Addressing poor linkage to care
Referral systems, training and audit, and feedback were selected as the HSS interventions to address the poor linkage to care. Standardised referral pathways were developed. PACK Facility Trainers (facility-based healthcare workers who are PACK trained and assigned to deliver PACK training to healthcare workers in their own facility) were the recipients of the master training and will be tasked with training ANC nurses at their facilities. ANC nurses will be trained to assess the severity of symptoms in pregnant women who screen positive, and to use the standardised referral pathways to link them to care. Pregnant women with mild to moderate symptoms of depression will be referred to CHWs, while women with severe symptoms of depression will be referred to healthcare workers providing specialised care such as Medical Officers, Psychiatric Nurses, and Psychologists. Pregnant women experiencing domestic violence will be referred to a Social Worker for support.

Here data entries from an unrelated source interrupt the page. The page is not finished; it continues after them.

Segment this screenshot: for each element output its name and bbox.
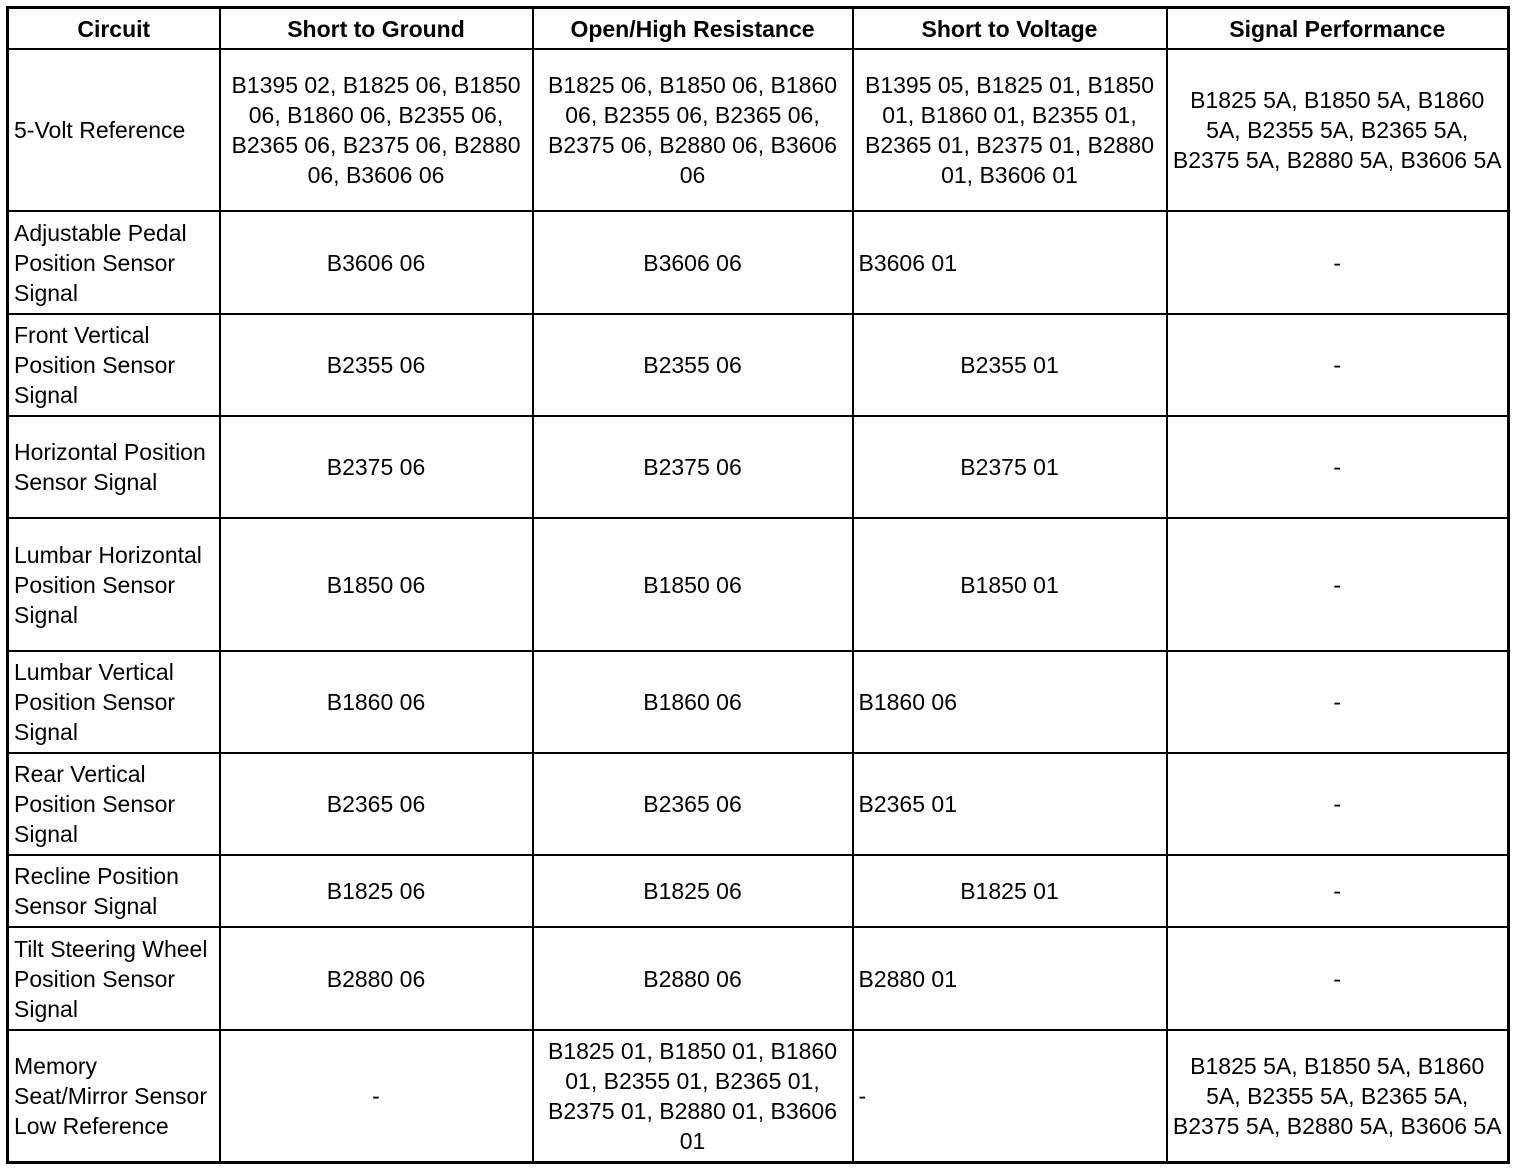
circuit-cell: Memory Seat/Mirror Sensor Low Reference: [8, 1030, 220, 1162]
signal-performance-cell: B1825 5A, B1850 5A, B1860 5A, B2355 5A, B2365 5A, B2375 5A, B2880 5A, B3606 5A: [1167, 1030, 1509, 1162]
header-signal-performance: Signal Performance: [1167, 8, 1509, 50]
open-high-resistance-cell: B2880 06: [533, 927, 853, 1030]
table-row: [8, 314, 1509, 416]
short-to-ground-cell: B1395 02, B1825 06, B1850 06, B1860 06, B2355 06, B2365 06, B2375 06, B2880 06, B3606 06: [220, 49, 533, 211]
circuit-cell: Rear Vertical Position Sensor Signal: [8, 753, 220, 855]
signal-performance-cell: -: [1167, 927, 1509, 1030]
short-to-ground-cell: B2375 06: [220, 416, 533, 518]
table-row: [8, 855, 1509, 927]
signal-performance-cell: -: [1167, 314, 1509, 416]
open-high-resistance-cell: B3606 06: [533, 211, 853, 314]
short-to-voltage-cell: B2880 01: [853, 927, 1167, 1030]
table-row: [8, 416, 1509, 518]
signal-performance-cell: -: [1167, 855, 1509, 927]
header-open-high-resistance: Open/High Resistance: [533, 8, 853, 50]
header-short-to-ground: Short to Ground: [220, 8, 533, 50]
open-high-resistance-cell: B2355 06: [533, 314, 853, 416]
circuit-cell: Front Vertical Position Sensor Signal: [8, 314, 220, 416]
short-to-ground-cell: B2880 06: [220, 927, 533, 1030]
short-to-voltage-cell: B1860 06: [853, 651, 1167, 753]
circuit-cell: Lumbar Horizontal Position Sensor Signal: [8, 518, 220, 651]
short-to-voltage-cell: B1395 05, B1825 01, B1850 01, B1860 01, B2355 01, B2365 01, B2375 01, B2880 01, B3606 01: [853, 49, 1167, 211]
short-to-ground-cell: B2365 06: [220, 753, 533, 855]
table-row: [8, 1030, 1509, 1162]
signal-performance-cell: B1825 5A, B1850 5A, B1860 5A, B2355 5A, B2365 5A, B2375 5A, B2880 5A, B3606 5A: [1167, 49, 1509, 211]
table-row: [8, 49, 1509, 211]
open-high-resistance-cell: B1825 06: [533, 855, 853, 927]
table-row: [8, 518, 1509, 651]
header-short-to-voltage: Short to Voltage: [853, 8, 1167, 50]
circuit-cell: Horizontal Position Sensor Signal: [8, 416, 220, 518]
circuit-cell: Tilt Steering Wheel Position Sensor Signal: [8, 927, 220, 1030]
short-to-ground-cell: B1860 06: [220, 651, 533, 753]
short-to-ground-cell: -: [220, 1030, 533, 1162]
short-to-voltage-cell: B2365 01: [853, 753, 1167, 855]
circuit-cell: Lumbar Vertical Position Sensor Signal: [8, 651, 220, 753]
short-to-voltage-cell: B3606 01: [853, 211, 1167, 314]
short-to-voltage-cell: B2355 01: [853, 314, 1167, 416]
short-to-voltage-cell: B1825 01: [853, 855, 1167, 927]
open-high-resistance-cell: B1850 06: [533, 518, 853, 651]
open-high-resistance-cell: B1860 06: [533, 651, 853, 753]
header-circuit: Circuit: [8, 8, 220, 50]
table-row: [8, 753, 1509, 855]
circuit-cell: Recline Position Sensor Signal: [8, 855, 220, 927]
signal-performance-cell: -: [1167, 416, 1509, 518]
short-to-voltage-cell: -: [853, 1030, 1167, 1162]
circuit-cell: Adjustable Pedal Position Sensor Signal: [8, 211, 220, 314]
short-to-voltage-cell: B1850 01: [853, 518, 1167, 651]
open-high-resistance-cell: B2365 06: [533, 753, 853, 855]
short-to-ground-cell: B3606 06: [220, 211, 533, 314]
signal-performance-cell: -: [1167, 211, 1509, 314]
short-to-ground-cell: B1850 06: [220, 518, 533, 651]
signal-performance-cell: -: [1167, 753, 1509, 855]
dtc-circuit-table: [6, 6, 1510, 1164]
open-high-resistance-cell: B1825 06, B1850 06, B1860 06, B2355 06, B2365 06, B2375 06, B2880 06, B3606 06: [533, 49, 853, 211]
open-high-resistance-cell: B2375 06: [533, 416, 853, 518]
short-to-ground-cell: B2355 06: [220, 314, 533, 416]
signal-performance-cell: -: [1167, 518, 1509, 651]
table-row: [8, 651, 1509, 753]
open-high-resistance-cell: B1825 01, B1850 01, B1860 01, B2355 01, B2365 01, B2375 01, B2880 01, B3606 01: [533, 1030, 853, 1162]
short-to-voltage-cell: B2375 01: [853, 416, 1167, 518]
signal-performance-cell: -: [1167, 651, 1509, 753]
short-to-ground-cell: B1825 06: [220, 855, 533, 927]
table-row: [8, 211, 1509, 314]
table-row: [8, 927, 1509, 1030]
circuit-cell: 5-Volt Reference: [8, 49, 220, 211]
table-header-row: [8, 8, 1509, 50]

During the implementation phase, audit and feedback will be used to assess the referral rates at facilities and provide feedback to the relevant ANC nurses and their managers at bi-monthly meetings.
Addressing the limited availability of treatment
Several HSS interventions were selected to address the limited availability of treatment, including task-sharing, training, delivery of individual-level care, change to the healthcare environment, audit and feedback, and performance monitoring. A task-sharing psychological counselling programme was developed, to be delivered by CHWs to pregnant women with mild to moderate symptoms of depression or anxiety. It consists of three, 45-minute, structured, individual-level counselling sessions using problem-solving therapy, delivered weekly by CHWs, in patients’ homes [30]. The development of the psychological counselling programme was informed by a manual review of counselling interventions, semi-structured interviews with healthcare workers and pregnant women, and finally through several stakeholder engagement meetings. CHWs will be supervised and supported by Outreach Team Leaders (OTLs) to reinforce the counselling skills, ensure fidelity to the psychological counselling and manage difficult cases.

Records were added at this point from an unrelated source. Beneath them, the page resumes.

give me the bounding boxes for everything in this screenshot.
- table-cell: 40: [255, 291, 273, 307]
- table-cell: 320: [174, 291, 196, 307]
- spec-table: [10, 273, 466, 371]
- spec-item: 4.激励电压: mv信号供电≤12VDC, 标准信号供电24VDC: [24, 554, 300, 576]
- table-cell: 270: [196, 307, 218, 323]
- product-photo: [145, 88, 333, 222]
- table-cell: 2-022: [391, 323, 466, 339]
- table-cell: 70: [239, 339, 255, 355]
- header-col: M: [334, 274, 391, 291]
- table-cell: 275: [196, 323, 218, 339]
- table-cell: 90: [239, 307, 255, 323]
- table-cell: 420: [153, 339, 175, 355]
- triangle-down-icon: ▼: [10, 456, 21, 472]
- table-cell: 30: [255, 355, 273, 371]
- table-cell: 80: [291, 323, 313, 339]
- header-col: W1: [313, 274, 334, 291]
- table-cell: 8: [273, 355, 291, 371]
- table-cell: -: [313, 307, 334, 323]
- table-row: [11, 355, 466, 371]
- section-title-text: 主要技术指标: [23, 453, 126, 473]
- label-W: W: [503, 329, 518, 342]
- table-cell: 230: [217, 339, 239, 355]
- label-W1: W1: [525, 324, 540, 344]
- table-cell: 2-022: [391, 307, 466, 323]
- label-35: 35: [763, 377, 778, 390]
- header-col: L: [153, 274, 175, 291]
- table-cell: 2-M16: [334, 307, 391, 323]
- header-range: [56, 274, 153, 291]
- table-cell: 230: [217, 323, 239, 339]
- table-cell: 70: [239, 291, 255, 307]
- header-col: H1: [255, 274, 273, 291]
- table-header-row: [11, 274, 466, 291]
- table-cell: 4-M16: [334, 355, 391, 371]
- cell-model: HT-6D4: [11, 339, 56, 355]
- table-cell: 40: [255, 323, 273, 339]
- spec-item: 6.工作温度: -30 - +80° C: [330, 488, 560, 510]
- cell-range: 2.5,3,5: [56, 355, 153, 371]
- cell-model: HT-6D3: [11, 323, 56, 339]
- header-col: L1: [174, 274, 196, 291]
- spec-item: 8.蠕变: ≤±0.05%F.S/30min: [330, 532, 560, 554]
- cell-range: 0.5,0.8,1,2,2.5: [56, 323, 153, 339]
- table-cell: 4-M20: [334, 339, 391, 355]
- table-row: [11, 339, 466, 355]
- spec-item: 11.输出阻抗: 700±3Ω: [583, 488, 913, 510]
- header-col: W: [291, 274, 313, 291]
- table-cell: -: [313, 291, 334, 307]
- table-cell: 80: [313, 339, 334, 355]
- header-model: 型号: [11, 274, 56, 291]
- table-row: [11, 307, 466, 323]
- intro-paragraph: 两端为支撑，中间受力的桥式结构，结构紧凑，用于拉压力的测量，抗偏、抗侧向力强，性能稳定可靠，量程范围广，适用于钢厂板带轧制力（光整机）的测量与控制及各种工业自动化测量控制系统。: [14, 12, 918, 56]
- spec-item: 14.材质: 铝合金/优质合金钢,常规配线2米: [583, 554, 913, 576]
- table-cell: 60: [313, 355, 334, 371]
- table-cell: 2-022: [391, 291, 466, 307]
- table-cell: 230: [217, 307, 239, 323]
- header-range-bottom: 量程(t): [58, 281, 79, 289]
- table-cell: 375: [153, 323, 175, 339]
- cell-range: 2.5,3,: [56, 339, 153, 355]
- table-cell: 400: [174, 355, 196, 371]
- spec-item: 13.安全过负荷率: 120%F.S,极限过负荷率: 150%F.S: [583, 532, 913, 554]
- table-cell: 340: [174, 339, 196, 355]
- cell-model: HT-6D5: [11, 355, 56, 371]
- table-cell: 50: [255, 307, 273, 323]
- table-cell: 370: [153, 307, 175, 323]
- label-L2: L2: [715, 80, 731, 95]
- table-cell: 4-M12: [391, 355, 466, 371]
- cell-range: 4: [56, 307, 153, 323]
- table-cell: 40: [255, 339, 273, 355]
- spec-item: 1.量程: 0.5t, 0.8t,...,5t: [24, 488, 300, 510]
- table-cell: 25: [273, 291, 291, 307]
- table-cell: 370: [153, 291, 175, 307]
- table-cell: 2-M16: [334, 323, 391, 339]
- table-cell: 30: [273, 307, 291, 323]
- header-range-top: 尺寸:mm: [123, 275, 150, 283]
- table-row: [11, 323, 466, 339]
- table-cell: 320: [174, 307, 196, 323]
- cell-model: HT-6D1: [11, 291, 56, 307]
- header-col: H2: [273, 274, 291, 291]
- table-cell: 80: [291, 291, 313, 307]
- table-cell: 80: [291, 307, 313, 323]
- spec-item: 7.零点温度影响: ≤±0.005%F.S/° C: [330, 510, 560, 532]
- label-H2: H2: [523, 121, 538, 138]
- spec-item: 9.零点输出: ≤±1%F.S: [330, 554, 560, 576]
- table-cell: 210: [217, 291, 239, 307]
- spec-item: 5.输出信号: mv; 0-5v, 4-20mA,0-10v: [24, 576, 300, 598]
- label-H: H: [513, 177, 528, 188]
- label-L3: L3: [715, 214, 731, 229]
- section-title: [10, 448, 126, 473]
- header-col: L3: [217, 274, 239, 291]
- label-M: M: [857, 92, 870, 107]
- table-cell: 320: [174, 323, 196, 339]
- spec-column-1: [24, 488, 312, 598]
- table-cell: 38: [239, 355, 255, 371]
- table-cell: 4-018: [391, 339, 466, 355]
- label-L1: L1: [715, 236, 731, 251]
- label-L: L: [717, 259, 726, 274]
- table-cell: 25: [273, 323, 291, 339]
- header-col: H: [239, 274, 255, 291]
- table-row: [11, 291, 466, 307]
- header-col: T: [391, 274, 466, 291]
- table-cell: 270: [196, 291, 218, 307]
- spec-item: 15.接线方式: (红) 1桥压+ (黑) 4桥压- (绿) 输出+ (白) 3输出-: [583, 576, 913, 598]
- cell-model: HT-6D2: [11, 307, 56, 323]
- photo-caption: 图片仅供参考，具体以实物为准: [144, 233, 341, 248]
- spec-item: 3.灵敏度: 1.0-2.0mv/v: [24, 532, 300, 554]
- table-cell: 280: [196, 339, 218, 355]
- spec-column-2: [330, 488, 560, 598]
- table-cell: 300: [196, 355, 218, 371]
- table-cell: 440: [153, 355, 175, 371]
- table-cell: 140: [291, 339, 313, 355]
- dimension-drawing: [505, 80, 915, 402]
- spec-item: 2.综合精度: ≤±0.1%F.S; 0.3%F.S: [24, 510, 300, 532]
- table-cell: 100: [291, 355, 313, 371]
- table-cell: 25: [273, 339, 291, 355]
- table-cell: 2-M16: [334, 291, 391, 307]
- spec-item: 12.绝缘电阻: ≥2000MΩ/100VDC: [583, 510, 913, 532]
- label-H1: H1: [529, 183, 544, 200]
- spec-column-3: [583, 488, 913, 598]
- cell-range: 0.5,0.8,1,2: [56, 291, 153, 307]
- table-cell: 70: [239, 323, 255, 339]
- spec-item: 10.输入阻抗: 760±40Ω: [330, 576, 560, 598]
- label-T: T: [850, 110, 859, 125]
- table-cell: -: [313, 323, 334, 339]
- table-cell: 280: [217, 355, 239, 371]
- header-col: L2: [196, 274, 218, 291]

CBS trainers employed in each sub-district were selected as the recipients of the master training. Master trainers received a 4-day training workshop, where they were provided with a Counselling Skills for Community Health Workers [31] training manual and a Maternal Mental Health Counselling Support Guide to assist them in delivering cascaded training on (i) counselling, and (ii) supervision and support. The cascaded counselling training will be delivered over three days to CHWs and OTLs and consist of five sections: (i) understanding depression, anxiety and experiences of domestic violence, (ii) basic counselling skills, (iii) patient assessment, (iv) 3-session counselling intervention, and (v) coping skills. The cascaded supervision and support training session will be delivered to OTLs during a one-day training which will include (i) counselling support styles and skills, and (ii) the use of individual and group support. CHWs and OTLs will be provided with a Reference Guide for Community Health Workers, in addition to the Counselling Skills for Community Health Workers training manual to support the delivery of the counselling intervention.
During the implementation phase, audit and feedback will be used to assess the counselling rates and provide feedback to the relevant CHWs, OTLs and their managers at bi-monthly meetings. OTLs will also observe the delivery of the counselling sessions to monitor the performance of the CHWs.